En parallèle de l’avènement des comedy clubs à Marseille, les femmes humoristes se font une place dans un milieu concurrentiel et très masculin. Si les clichés ont la vie dure, la scène féminine de l’humour se structure.
Les Mécaniciennes n’ont pas les mains dans le cambouis, sous la carrosserie d’une automobile. Ce groupe de femmes humoristes se produit tous les mercredis à Marseille, au Garage comedy club, dans le quartier du cours Julien, jusqu’au 30 avril.
Pour lancer cette session, elles ont organisé un best of le 26 février devant une salle pleine à craquer. La maîtresse de cérémonie, Véra Peñuela Allegrini – dite « la patate » sur Instagram – rappelle l’importance d’un tel événement. Car les chiffres parlent d’eux-mêmes : « seulement un humoriste sur six est une femme ».
Gabrielle Giraud, standuppeuse montante à Marseille, participe à relancer la machine. Propulsée par ses vidéos sur les réseaux sociaux, elle veut casser le cliché que « les femmes sont moins drôles » en démontrant que cette sous-représentation des femmes dans l’humour est « le fruit d’une histoire patriarcale ».

Les clichés ont la vie dure
« Il n’y a pas si longtemps, quand la religion était encore ultra présente dans le quotidien des Français, il était obscène de rire en public. En particulier chez les femmes qui étaient perçues comme des femmes de joie. Rire, c’était désobéir », retrace l’artiste. « Alors imaginez celles qui… font rire », laisse planer Auri, fondatrice de stand-up girls by Auri.
Ce « stand-up girls » est à comprendre comme une invitation : « les femmes debout ! ». Car, les trois humoristes sont unanimes. Quand tu es une femme et que tu montes sur scène, « c’est un acte politique ». Dans le sens où les femmes parlent de sujets intimes et engagés, parfois méconnus voire incompris par les hommes. « Quand tu détiens un micro, tu as une responsabilité », abonde Véra.
Surtout pour détricoter les préjugés ? Encore aujourd’hui, Gabrielle Giraud relève des réflexions qui la font bondir. « T’es drôle pour une meuf », lui glisse-t-on d’un côté. « Faites du bruit pour la prochaine, c’est jamais facile de passer, première surtout quand c’est une meuf », entend-t-elle de l’autre.
Se créer une safe place
Alors, par peur d’alimenter ce cliché, la pression est encore plus forte. « C’est comme quand tu fais un créneau en voiture.
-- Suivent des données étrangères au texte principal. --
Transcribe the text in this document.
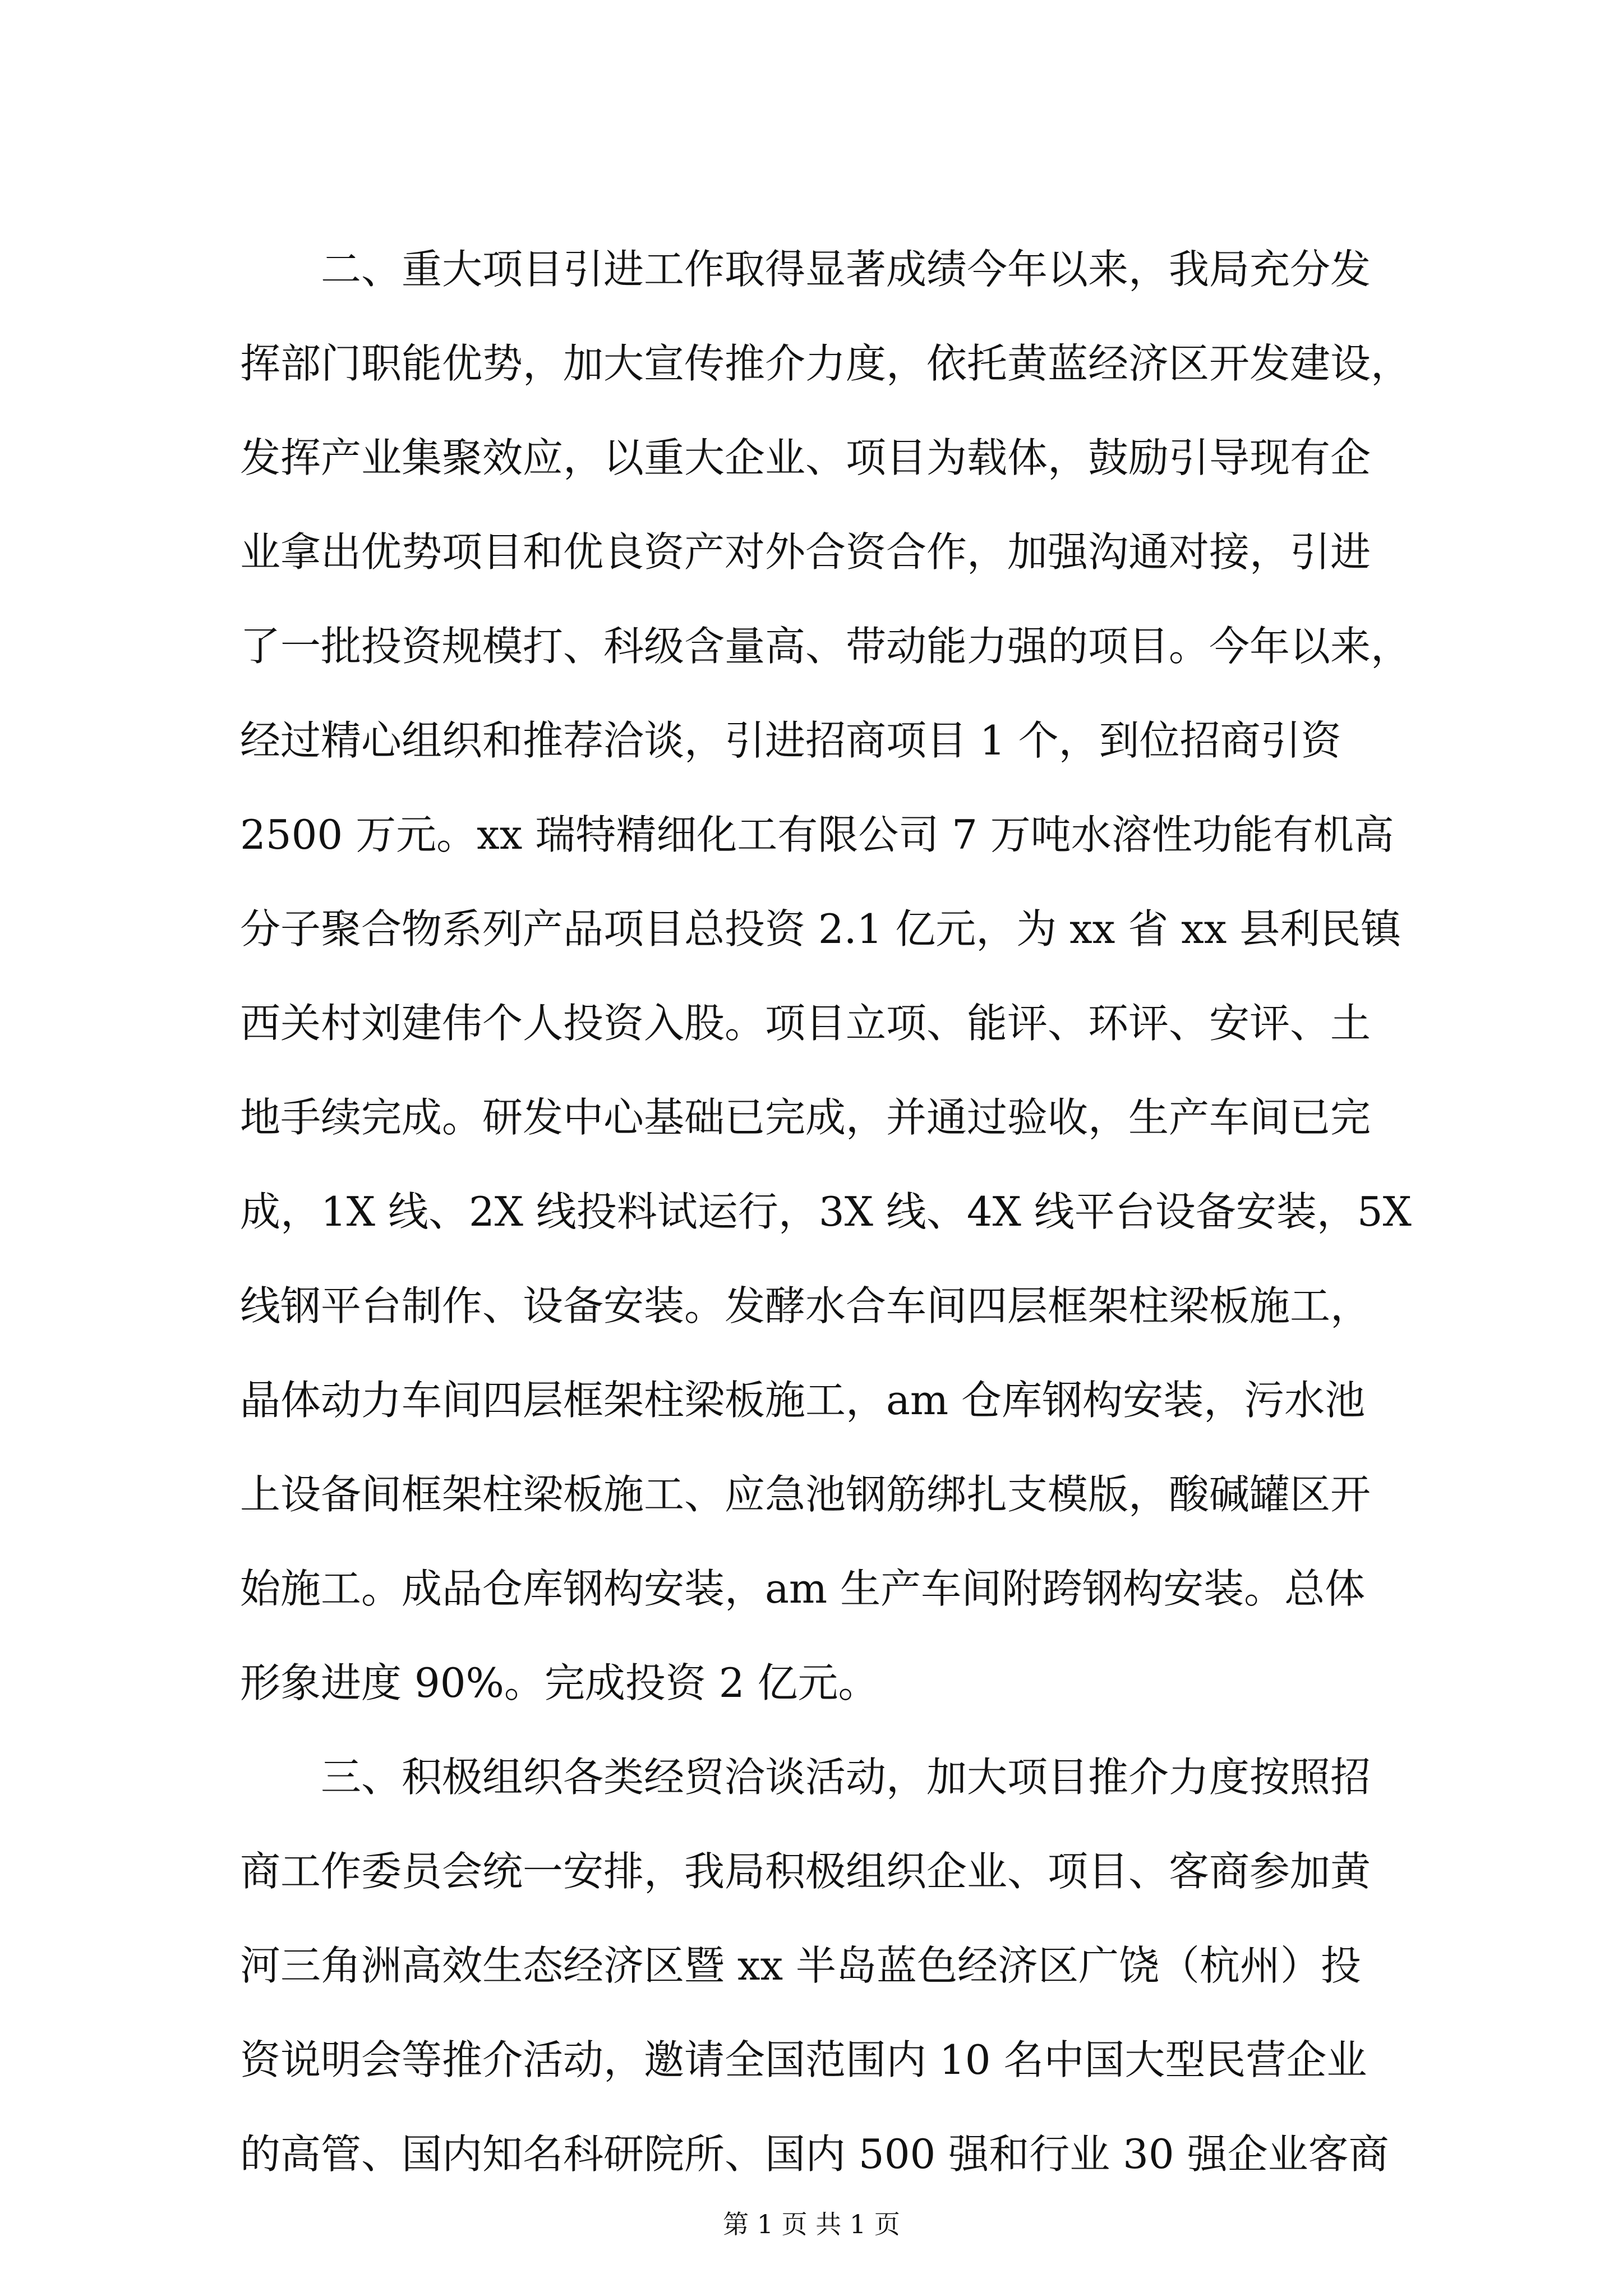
二、重大项目引进工作取得显著成绩今年以来，我局充分发
挥部门职能优势，加大宣传推介力度，依托黄蓝经济区开发建设，
发挥产业集聚效应，以重大企业、项目为载体，鼓励引导现有企
业拿出优势项目和优良资产对外合资合作，加强沟通对接，引进
了一批投资规模打、科级含量高、带动能力强的项目。今年以来，
经过精心组织和推荐洽谈，引进招商项目 1 个，到位招商引资
2500 万元。xx 瑞特精细化工有限公司 7 万吨水溶性功能有机高
分子聚合物系列产品项目总投资 2.1 亿元，为 xx 省 xx 县利民镇
西关村刘建伟个人投资入股。项目立项、能评、环评、安评、土
地手续完成。研发中心基础已完成，并通过验收，生产车间已完
成，1X 线、2X 线投料试运行，3X 线、4X 线平台设备安装，5X
线钢平台制作、设备安装。发酵水合车间四层框架柱梁板施工，
晶体动力车间四层框架柱梁板施工，am 仓库钢构安装，污水池
上设备间框架柱梁板施工、应急池钢筋绑扎支模版，酸碱罐区开
始施工。成品仓库钢构安装，am 生产车间附跨钢构安装。总体
形象进度 90%。完成投资 2 亿元。
三、积极组织各类经贸洽谈活动，加大项目推介力度按照招
商工作委员会统一安排，我局积极组织企业、项目、客商参加黄
河三角洲高效生态经济区暨 xx 半岛蓝色经济区广饶（杭州）投
资说明会等推介活动，邀请全国范围内 10 名中国大型民营企业
的高管、国内知名科研院所、国内 500 强和行业 30 强企业客商
第 1 页 共 1 页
Tu as tellement peur qu’on te dise que tu conduis mal parce que t’es une femme, que tu te mets une pression de dingue », compare Véra.
Cette pressurisation de la scène engendre bien souvent une boulimie de travail. « Avant les scènes, tu vois les mecs boire des coups, alors que les meufs sont le nez dans leurs fiches », observe Gabrielle. D’autant que certaines ne peuvent pas s’exercer suffisamment pour augmenter leur niveau.
« Il faut comprendre que moi j’ai de la chance, je joue beaucoup (…), explique Gabrielle. Mais ceux qui ont le pouvoir, qui tiennent des stand-ups et les festivals, ce sont des hommes. Ils programment moins les femmes. Donc elles jouent moins, elles s’exercent moins, et sont moins fortes… C’est un mécanisme ». Ce qui peut parfois nourrir un sentiment de perte de confiance, de lassitude, voire de découragement.
Une solidarité féminine dans l’humour à Marseille
Pour « prouver » le talent des femmes, plusieurs humoristes ont donc créé des scènes 100% féminines, de manière régulière, pour faire tourner une soixantaine d’artistes. Elles « se refilent aussi des plans » dans une boucle WhatsApp. « Il y a une vraie solidarité entre nous à Marseille. Plus qu’à Paris », estime Gabrielle.
Cependant, encore début 2024, « les clients n’étaient pas prêts à payer pour une scène de femmes », note Gabrielle. Alors elles ont rendu la soirée des Mécaniciennes gratuite avec un chapeau à la sortie. « Mais on programme peu d’artistes pour que chacune puisse être bien rémunérée », précise Auri.
Les choses semblent néanmoins bouger, petit à petit. Le 26 février dernier, le ticket pour les Mécaniciennes était fixé à 13 euros. Et la salle du Garage était comble. Ce 8 mars, l’Art dû organise aussi la soirée les Gadjis pour la journée des droits des femmes. Mais le but, avant tout, prévient Véra : « c’est que ces soirées disparaissent ».